Former Prime Minister Taavi Rõivas spoke to the audience at the ADMA Global Forum about the digital society he helped create but more importantly how Australia should be more open minded when it comes to the contentious topic of the country’s health records database, Which-50 writes.
He noted the positive aspects of having easy access to your health records, “If you have a nationwide electronic health record where every data about you is saved, you could go to a doctor in Melbourne and authorise them to see your health record by going there. For you as a patient it is saving time, it is saving stress and it might save your life if you are in an acute situation you might not have time to re-do all the tests.”

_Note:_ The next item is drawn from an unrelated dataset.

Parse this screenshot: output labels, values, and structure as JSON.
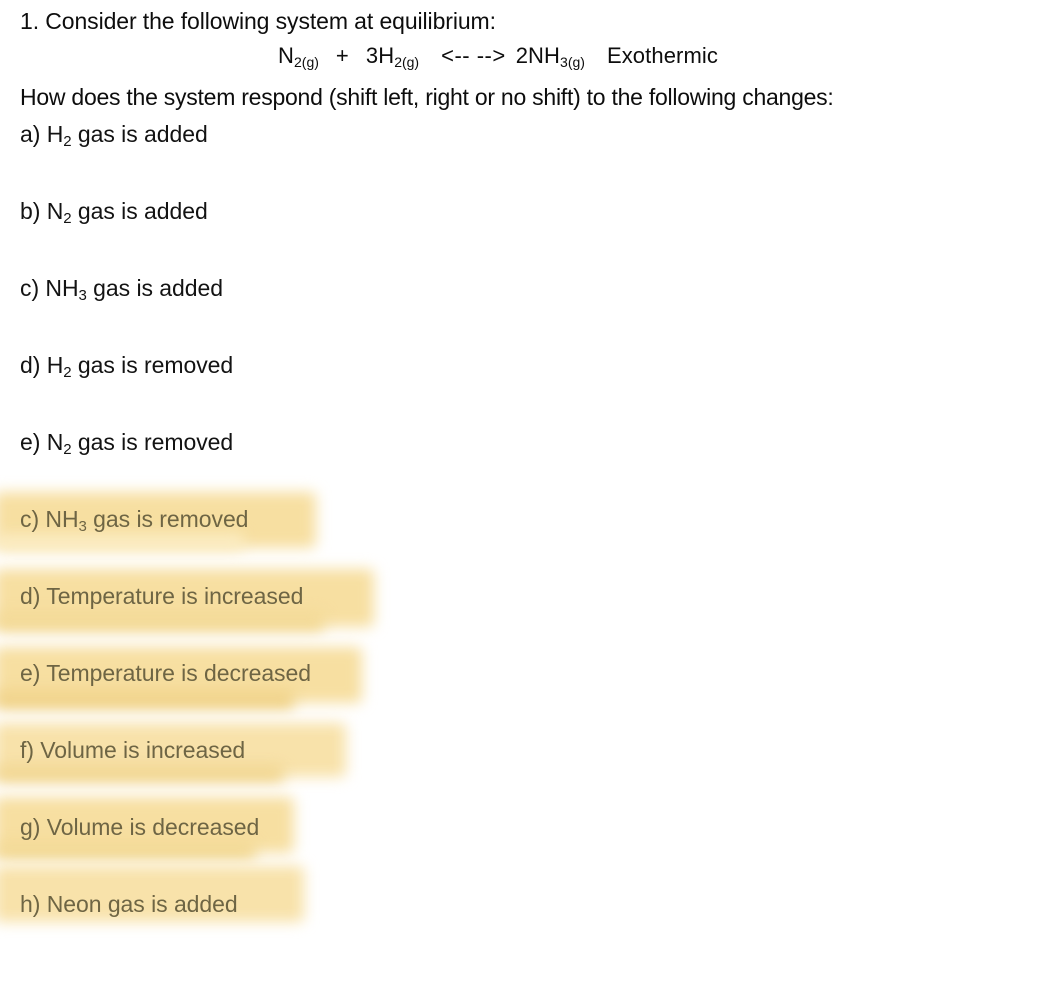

The 39-year-old ex-prime minister addressed the obvious question of: “what if big brother was looking at our records?” He reassured the audience that when putting together the system they added an extra component called “the patient’s portal”.
He explained, “I login to the system with my mobile or ID card and I can have a look at who has looked at my health data at any given time.”
Rõivas said if someone was looking at his records who isn’t supposed to, he can see who it is and when they did it, leaving a “cyber fingerprint”. He said users can also decide what they want their GP to see adding extra privacy to their data.
Rõivas was the Estonian prime minister between 2014 and 2016. During his tenure he oversaw e-residency, which is described as a “transnational digital identity that can provide anyone, anywhere with the opportunity to succeed as an entrepreneur.”